A goal of Kentucky's plan is to publicly report aggregate data, but with the caveat that "individual HAIs are presently not reportable to public health officials in Kentucky." This needs to change.
The requirement to report outbreaks is an interesting one. The state has told me that an outbreak is two cases. With the high incidence of C. diff. and MRSA infections, one wonders how many outbreaks have been reported in Kentucky.
Can Kentucky do better? Yes. The few Kentucky hospitals that report C. diff. infection rates have found it in approximately two percent of their hospitalized patients.
Alcohol-based hand washing dispensers have permeated hospitals and can often be found outside every patient's room. They are quickly becoming the preferred method of hand hygiene. But alcohol does not kill C. diff., which is spread by spores. It takes mechanical removal from hands using soap and water and daily cleaning of high-contact areas in patient rooms using bleach.
MRSA is also a growing problem. Up to 5 percent of all patients are now estimated to be carriers. Does this cause infections? Yes. The major source of MRSA infections in hospitals is community strains.
The Veterans Administration recently released a national study in response to a congressional inquiry. The VA system instituted a MRSA prevention directive (VHA 2007-002) which included universal surveillance/screening cultures, contact precautions and hand hygiene.
The results were outstanding, with an ICU MRSA infection rate decreasing 76 percent (0.39 infections per 1,000 bed days of care). In the non-ICU setting the infection rate dropped by 28 percent (0.46 infections per 1,000 bed days of care).
Any project should require measurement of the baseline problem, intervention and measurement of the improvement.
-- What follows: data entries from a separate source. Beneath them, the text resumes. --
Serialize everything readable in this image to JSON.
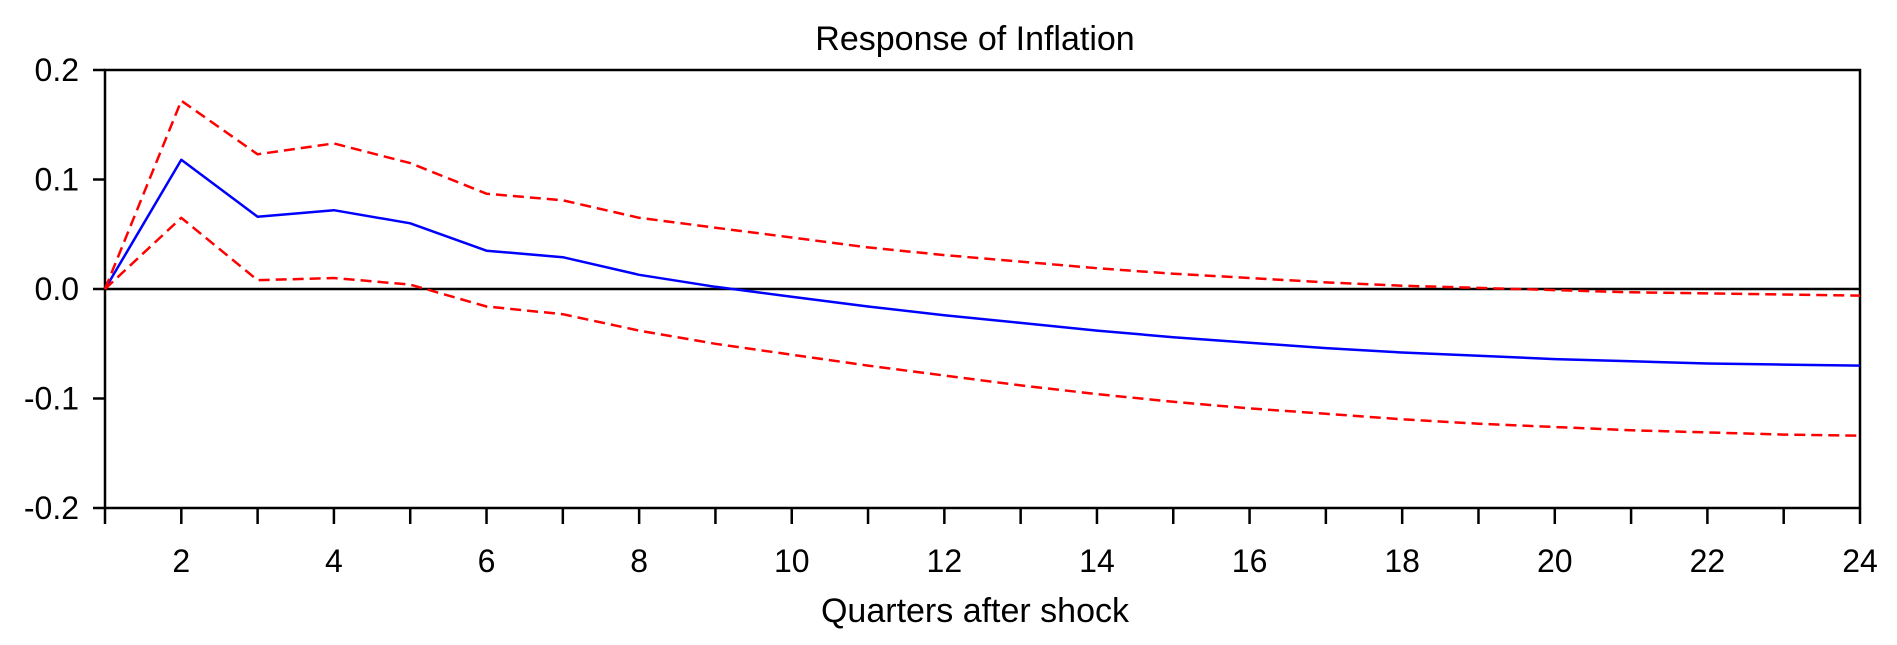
{
  "chart_data": {
    "type": "line",
    "title": "Response of Inflation",
    "xlabel": "Quarters after shock",
    "ylabel": "",
    "xlim": [
      1,
      24
    ],
    "ylim": [
      -0.2,
      0.2
    ],
    "x_ticks": [
      1,
      2,
      3,
      4,
      5,
      6,
      7,
      8,
      9,
      10,
      11,
      12,
      13,
      14,
      15,
      16,
      17,
      18,
      19,
      20,
      21,
      22,
      23,
      24
    ],
    "x_tick_labels": [
      "2",
      "4",
      "6",
      "8",
      "10",
      "12",
      "14",
      "16",
      "18",
      "20",
      "22",
      "24"
    ],
    "x_tick_label_values": [
      2,
      4,
      6,
      8,
      10,
      12,
      14,
      16,
      18,
      20,
      22,
      24
    ],
    "y_ticks": [
      -0.2,
      -0.1,
      0.0,
      0.1,
      0.2
    ],
    "y_tick_labels": [
      "-0.2",
      "-0.1",
      "0.0",
      "0.1",
      "0.2"
    ],
    "zero_line": true,
    "grid": false,
    "x": [
      1,
      2,
      3,
      4,
      5,
      6,
      7,
      8,
      9,
      10,
      11,
      12,
      13,
      14,
      15,
      16,
      17,
      18,
      19,
      20,
      21,
      22,
      23,
      24
    ],
    "series": [
      {
        "role": "response",
        "color": "#0000ff",
        "style": "solid",
        "values": [
          0.0,
          0.118,
          0.066,
          0.072,
          0.06,
          0.035,
          0.029,
          0.013,
          0.002,
          -0.007,
          -0.016,
          -0.024,
          -0.031,
          -0.038,
          -0.044,
          -0.049,
          -0.054,
          -0.058,
          -0.061,
          -0.064,
          -0.066,
          -0.068,
          -0.069,
          -0.07
        ]
      },
      {
        "role": "upper-band",
        "color": "#ff0000",
        "style": "dashed",
        "values": [
          0.0,
          0.172,
          0.123,
          0.133,
          0.115,
          0.087,
          0.081,
          0.065,
          0.056,
          0.047,
          0.038,
          0.031,
          0.025,
          0.019,
          0.014,
          0.01,
          0.006,
          0.003,
          0.001,
          -0.001,
          -0.003,
          -0.004,
          -0.005,
          -0.006
        ]
      },
      {
        "role": "lower-band",
        "color": "#ff0000",
        "style": "dashed",
        "values": [
          0.0,
          0.065,
          0.008,
          0.01,
          0.004,
          -0.016,
          -0.023,
          -0.038,
          -0.05,
          -0.06,
          -0.07,
          -0.079,
          -0.088,
          -0.096,
          -0.103,
          -0.109,
          -0.114,
          -0.119,
          -0.123,
          -0.126,
          -0.129,
          -0.131,
          -0.133,
          -0.134
        ]
      }
    ]
  }
}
Kentucky's plan ideally would have stated: Kentucky's Central Line Blood Stream Infection rate is currently unknown because it's not tracked. We are going to educate all facilities in the use of checklists and expect our infection rate to fall by 50 percent."
Checklists have been reported to reduce CLBSI by up to 82 percent. As it is now, the Kentucky report relies heavily on future planning and since Kentucky does not measure individual HAIs, accurate and comparable data is unlikely to be generated, which will hinder the monitoring and correction of the problem.
In 2008, when I wrote my first op-ed on this subject, 20 states required public reporting. Public reporting is now required by 27 states and is supported by the CDC and major national medical organizations including the Association for Professionals in Infection Control and Epidemiology, the Society for Healthcare Epidemiology of America and the Infectious Diseases Society of America.
The CDC's director of HAI prevention, Dr. Arjun Srinivasan, says that increased transparency and public reporting are an important part of preventing and eliminating health care-assoicated infections.
Kentucky needs to follow suit. Nationally, the problem of hospital-acquired infections is increasing at greater than expected rates.
Kentucky needs to not only blame our unhealthy lifestyles for our poor health statistics but also look at our state health policies.